Pacific Drive nunca nos deixa sossegados, e mesmo nos níveis mais fáceis, há um sentimento de que tudo pode desabar muito rapidamente, nem que seja na adrenalina de chegar a gateway a tempo de voltar para a garagem.
Com o passar do tempo vamos familiarizar não só com as personagens da história (que nos vão contactar via rádio sempre a pedir alguma coisa) mas também com elementos narrativos que foram deixados nos diversos lugares abandonados em estradas, povoados e florestas da região. Dependendo do objeto é possível scanná-lo e saber para que serve, onde foi encontrado e (se podemos) usá-lo. Além deles, algumas mensagens e gravações de áudio vão-nos ajudar a entender o que aconteceu neste local. E este é um dos pontos-chave de Pacific Drive, é justamente a construção do seu universo: cada pequeno detalhe ajuda-nos a entender não só o mistério do jogo, mas a querer jogar para descobrir o que aconteceu na Zona Olímpica. A ambientação e o mistério trazem uma imersão que poucos jogos me proporcionaram.

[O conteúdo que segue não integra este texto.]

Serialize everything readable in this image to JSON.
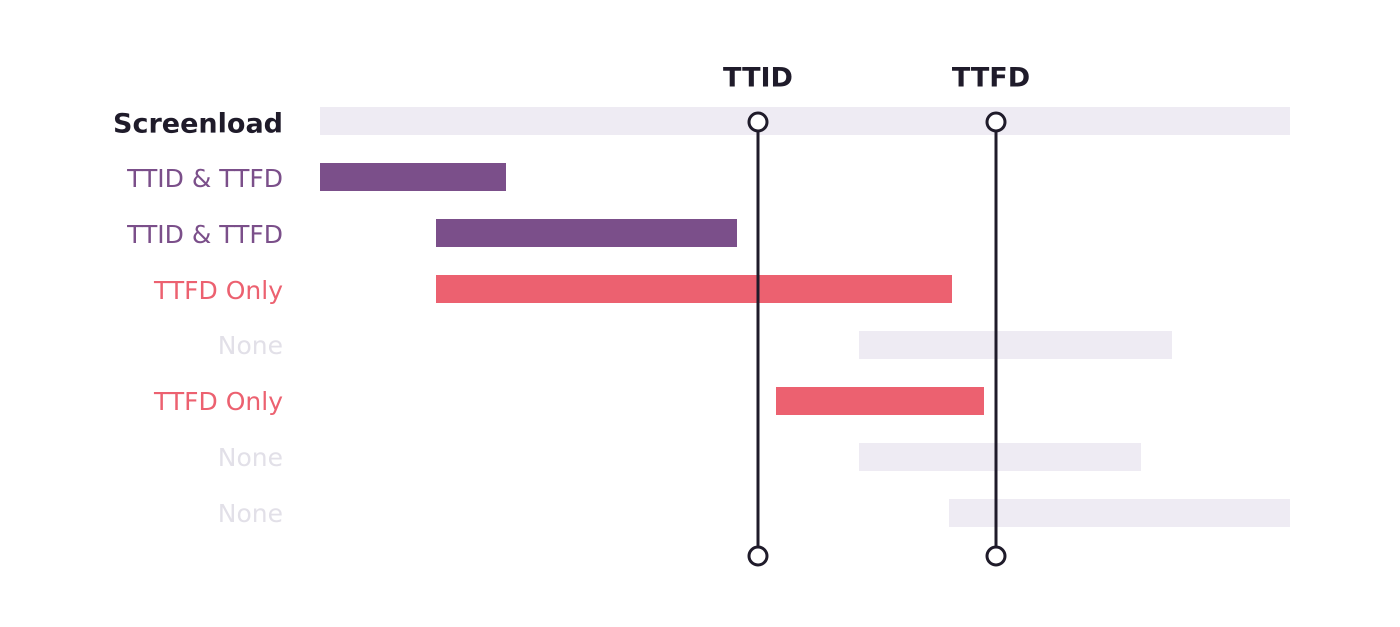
{
  "markers": [
    "TTID",
    "TTFD"
  ],
  "rows": [
    "Screenload",
    "TTID & TTFD",
    "TTID & TTFD",
    "TTFD Only",
    "None",
    "TTFD Only",
    "None",
    "None"
  ]
}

Pacific Drive utiliza o Unreal Engine 4 para criar essas impressões realmente atmosféricas de uma zona deserta e arrepiante. Durante o dia, vemos panoramas de paisagens e montanhas, linhas e torres eléctricas em ruínas, casas abandonadas, avalanches de carros e por aí fora. À noite, ouvimos todos os sons e assustamo-nos com anomalias que brilham de repente, com a névoa e a chuva intensa que não nos deixam ver nada à frente, ao mesmo tempo que bolas de ácido caem do céu ou os relâmpagos teimam em vir direitos ao nosso bólide. E em todos estes momentos, até mesmo quando a tensão aumenta para chegarmos a um Gateway que mais parece que vai engolir a Terra por inteiro, todos os momentos são lindos, com efeitos especiais superdetalhadas e com uma arte muito própria.

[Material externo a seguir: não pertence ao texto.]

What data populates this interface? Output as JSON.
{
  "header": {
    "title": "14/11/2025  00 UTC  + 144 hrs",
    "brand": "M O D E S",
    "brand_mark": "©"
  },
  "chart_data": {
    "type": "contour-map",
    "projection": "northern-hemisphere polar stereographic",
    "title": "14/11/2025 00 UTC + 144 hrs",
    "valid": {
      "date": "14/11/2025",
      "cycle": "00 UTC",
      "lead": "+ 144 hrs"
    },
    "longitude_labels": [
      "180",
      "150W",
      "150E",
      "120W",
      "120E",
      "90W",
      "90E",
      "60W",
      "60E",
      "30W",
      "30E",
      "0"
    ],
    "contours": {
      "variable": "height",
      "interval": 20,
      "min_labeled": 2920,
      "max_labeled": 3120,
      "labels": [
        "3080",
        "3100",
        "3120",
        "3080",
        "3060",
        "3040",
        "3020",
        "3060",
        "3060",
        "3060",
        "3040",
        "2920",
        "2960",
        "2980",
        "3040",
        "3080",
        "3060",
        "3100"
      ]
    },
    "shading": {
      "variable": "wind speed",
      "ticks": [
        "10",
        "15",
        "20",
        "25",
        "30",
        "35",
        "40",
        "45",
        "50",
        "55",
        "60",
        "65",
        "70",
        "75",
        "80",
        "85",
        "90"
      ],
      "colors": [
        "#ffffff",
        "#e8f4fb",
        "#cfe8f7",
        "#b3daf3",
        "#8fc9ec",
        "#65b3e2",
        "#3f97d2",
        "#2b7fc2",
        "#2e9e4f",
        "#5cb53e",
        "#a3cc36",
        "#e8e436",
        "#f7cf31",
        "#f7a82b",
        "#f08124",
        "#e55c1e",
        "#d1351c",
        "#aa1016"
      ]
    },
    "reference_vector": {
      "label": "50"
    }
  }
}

Por fim, destaque para o DualSense que ajuda, e muito, na imersão do jogo. Desde logo os gatilhos hápticos que regista as diferentes suspensões do nosso bólide e dos pneus que estamos a usar, dando a sensação de tracção do carro. O tipo de terreno também se sente no feedback háptico, assim como os saltos e os ferimentos da nossa personagem. A coluna do comando também nos vai dando informações, nomeadamente do nível de radiação com o barulho do espectómetro. As luzes do carro também tem uma sinalização nas luzes do comando, dando-nos a ideia de quando estamos com os faróis ligados ou não. Acaba por nos fazer sentir dentro do carro e ao comando do volante com o comando na mão.
Pacific Drive consegue pegar numa ideia que ninguém conseguiria tornar realidade, quanto mais um jogo desta qualidade. É obrigatório para quem gosta de survivals, mas ainda mais para aqueles que têm uma paixão por ficção científica, por roguelites, por mecânica e um amor ao seu carro que muitas vezes coloca em questão qualquer relacionamento amoroso “humano”.